Hoşuma gitmeyen şeyler vardı. Özellikle Baha'nın bu tavrı için.
"...müdür mü burada saklamış?" dedikten sonra ifadesiz bir yüz ile eğilip silahı eline aldı. Kaşlarımı çatıp yanına gitmek istediğim sıra Selim araya girdi.
"Evet, birileri ile gizlice konuşuyordu. Silahları otobüse yükleyeceklermiş." dediğinde anlamsızca solukladım. Bu iki delinin yanında kala kala benim de delirmeme ramak kalmıştı. Ellerimi ovuşturup geri çekildim.
Baha'nın garipliği Selim'in deliliğine karışınca iyice işin içinden çıkılmaz olmuştu.
"Ben gidiyorum, siz ne yaparsanız yapın." diyerek sinirle arkamı dönmüş ve demir kapıyı tutup çekmiştim ki nefesim içime kaçtı.
Kapkara gözleri olan adam, merdivenin karanlığına gömülmüştü. O kadar korkmuştum ki çığlık bile atamamıştım. Üstelik bakışlarındaki o tehditkâr ifade öylesine ürkütmüştü ki beni geriye adım atmak zorunda kalmıştım.
"Fazla merak kediyi öldürür." dedi tane tane. O sırada arkasından bir iki adam daha çıktı.
"Kedileri..." diye düzeltti öndeki adamı.
Korkuyla birkaç adım geri çekildiğim sıra Selim yanıma geldi.
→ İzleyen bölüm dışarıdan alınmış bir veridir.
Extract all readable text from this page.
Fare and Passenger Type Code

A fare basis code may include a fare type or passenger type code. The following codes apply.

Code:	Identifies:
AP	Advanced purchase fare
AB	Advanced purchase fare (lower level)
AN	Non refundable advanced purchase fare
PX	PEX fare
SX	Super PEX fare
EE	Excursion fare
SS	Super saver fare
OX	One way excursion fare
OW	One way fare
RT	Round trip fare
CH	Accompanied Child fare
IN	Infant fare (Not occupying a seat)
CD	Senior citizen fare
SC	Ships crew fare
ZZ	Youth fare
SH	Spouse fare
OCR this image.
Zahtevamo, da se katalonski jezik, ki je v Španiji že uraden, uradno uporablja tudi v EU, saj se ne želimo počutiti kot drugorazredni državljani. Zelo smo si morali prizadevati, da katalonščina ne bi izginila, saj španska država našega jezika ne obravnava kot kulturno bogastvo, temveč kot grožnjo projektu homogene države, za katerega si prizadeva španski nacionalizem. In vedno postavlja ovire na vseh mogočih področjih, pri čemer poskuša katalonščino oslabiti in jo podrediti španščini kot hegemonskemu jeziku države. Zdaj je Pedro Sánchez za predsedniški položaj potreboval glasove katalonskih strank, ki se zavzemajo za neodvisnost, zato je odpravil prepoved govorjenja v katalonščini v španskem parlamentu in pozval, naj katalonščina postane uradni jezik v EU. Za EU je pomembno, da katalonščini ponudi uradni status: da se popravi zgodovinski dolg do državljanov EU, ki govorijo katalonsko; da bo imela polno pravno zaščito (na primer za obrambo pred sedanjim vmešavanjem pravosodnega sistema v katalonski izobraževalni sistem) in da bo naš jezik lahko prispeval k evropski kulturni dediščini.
"Siz kimsiniz?" dediğinde adamın ona attığı bakış az öncekinden çok daha korkutucuydu. Titreyen ellerimi arkaya sakladım.
ŞİMDİ OKUDUĞUN
MiMi "İyi Kızlar Ölür"
Ciencia FicciónSessizlik #1. 06.03.02022 MiMi, dünya üzerindeki en akıllı yapay zekâ. Kendine bir yönetim kurmuş ve bu yönetim ile bir şeylerin önüne geçmeye çalışmaktadır. Bunun en büyük sebebi ise bir önceki sahibidir. Eliz, aşırı sakar ve aptal olduğu i...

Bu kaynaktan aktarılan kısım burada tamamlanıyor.